Leichtathletik in Zürich : Robert Harting und der verpasste Jackpot

Beim Diamond-League-Finale in Zürich zeigen die deutschen Leichtathleten gute Leistungen – Silke Spiegelburg gewinnt im Stabhochsprung. Weltmeister Robert Harting muss sich allerdings geschlagen geben.

Reinhard Sogl
Robert Harting hat in Zürich zwar nicht gewonnen, dennoch war er mit Spaß bei der Sache.
Robert Harting hat in Zürich zwar nicht gewonnen, dennoch war er mit Spaß bei der Sache.Foto: dpa

Gäbe es Medaillen in der Diamond League, Silke Spiegelburg hätte schon mehrfach Gold gewonnen. Die hochkarätige Wettkampfserie ist der Wettbewerb der Stabhochspringerin aus Leverkusen, die bei Weltmeisterschaften und Olympischen Spielen regelmäßig als Vierte leer ausgeht. Zum dritten Mal holte sich die deutsche Rekordhalterin am Donnerstag bei der Diamond League den Gesamtsieg. Im stark besetzten Finale im ausverkauften Zürcher Letzigrund verdrängte Spiegelburg die bislang führende WM-Dritte Yarisley Silva noch von Platz eins. Sie gewann das Finale mit persönlicher Saisonbestleistung von 4,79 Metern.

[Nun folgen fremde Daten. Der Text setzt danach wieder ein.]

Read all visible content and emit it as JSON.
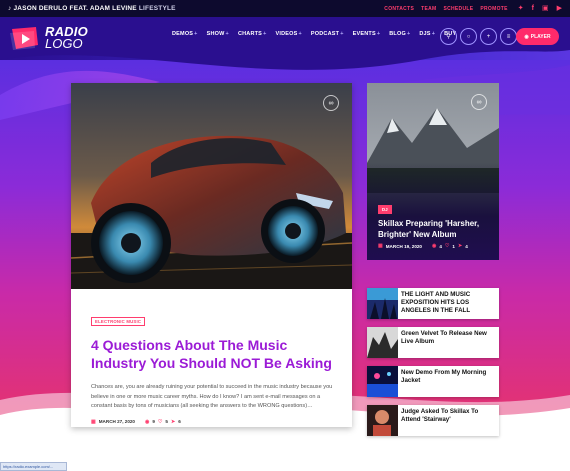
{
  "topbar": {
    "now_playing_artist": "JASON DERULO FEAT. ADAM LEVINE",
    "now_playing_song": "LIFESTYLE",
    "links": [
      "CONTACTS",
      "TEAM",
      "SCHEDULE",
      "PROMOTE"
    ],
    "social_icons": [
      "twitter-icon",
      "facebook-icon",
      "instagram-icon",
      "youtube-icon"
    ]
  },
  "logo": {
    "line1": "RADIO",
    "line2": "LOGO"
  },
  "nav": {
    "items": [
      {
        "label": "DEMOS",
        "has_sub": true
      },
      {
        "label": "SHOW",
        "has_sub": true
      },
      {
        "label": "CHARTS",
        "has_sub": true
      },
      {
        "label": "VIDEOS",
        "has_sub": true
      },
      {
        "label": "PODCAST",
        "has_sub": true
      },
      {
        "label": "EVENTS",
        "has_sub": true
      },
      {
        "label": "BLOG",
        "has_sub": true
      },
      {
        "label": "DJS",
        "has_sub": true
      },
      {
        "label": "BUY",
        "has_sub": false
      }
    ],
    "plus_glyph": "+",
    "circle_icons": [
      "search-icon",
      "cart-icon",
      "add-icon",
      "menu-icon"
    ],
    "player_label": "PLAYER"
  },
  "main_post": {
    "category": "ELECTRONIC MUSIC",
    "title": "4 Questions About The Music Industry You Should NOT Be Asking",
    "excerpt": "Chances are, you are already ruining your potential to succeed in the music industry because you believe in one or more music career myths. How do I know? I am sent e-mail messages on a constant basis by tons of musicians (all seeking the answers to the WRONG questions)…",
    "date": "MARCH 27, 2020",
    "views": "9",
    "likes": "5",
    "shares": "6"
  },
  "side_feature": {
    "category": "DJ",
    "title": "Skillax Preparing 'Harsher, Brighter' New Album",
    "date": "MARCH 19, 2020",
    "views": "4",
    "likes": "1",
    "shares": "4"
  },
  "side_list": [
    {
      "title": "THE LIGHT AND MUSIC EXPOSITION HITS LOS ANGELES IN THE FALL"
    },
    {
      "title": "Green Velvet To Release New Live Album"
    },
    {
      "title": "New Demo From My Morning Jacket"
    },
    {
      "title": "Judge Asked To Skillax To Attend 'Stairway'"
    }
  ],
  "statusbar": {
    "text": "https://radio.example.com/..."
  },
  "colors": {
    "accent_pink": "#ff3d6e",
    "title_purple": "#9b1bd6",
    "topbar_bg": "#0d0a2e"
  }
}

Ehe sich Silke Spiegelburg zum dritten und letzten Mal vergeblich am Deutschen Rekord von 4,86 Metern versuchte, machte es Superstar Usain Bolt ein paar Meter weiter über 100 Meter spannend, aber nicht spektakulär. Nach einem missratenen Start setzte er sich erst auf den letzten Metern ab und gewann in 9,90 Sekunden vor seinem jamaikanischen Landsmann Nickel Ashmeade (9,94) und Justin Gatlin aus den USA (9,96). Um den Jahresbonus von 40 000 Dollar für die konstanteste Athletin ihrer Disziplin ist Speerwurf-Weltmeisterin Christina Obergföll reicher, obwohl sie sich beim Finale erneut ihrer Erzrivalin Maria Abakumowa aus Russland geschlagen geben musste. Die Offenburgerin, die bei den Weltmeisterschaften in Moskau das lang ersehnte Gold geholt hatte, wurde Zweite mit 63,36 Metern. Abakumowa erreichte starke 68,94 Meter. Linda Stahl aus Leverkusen wurde mit 63,24 Metern Dritte.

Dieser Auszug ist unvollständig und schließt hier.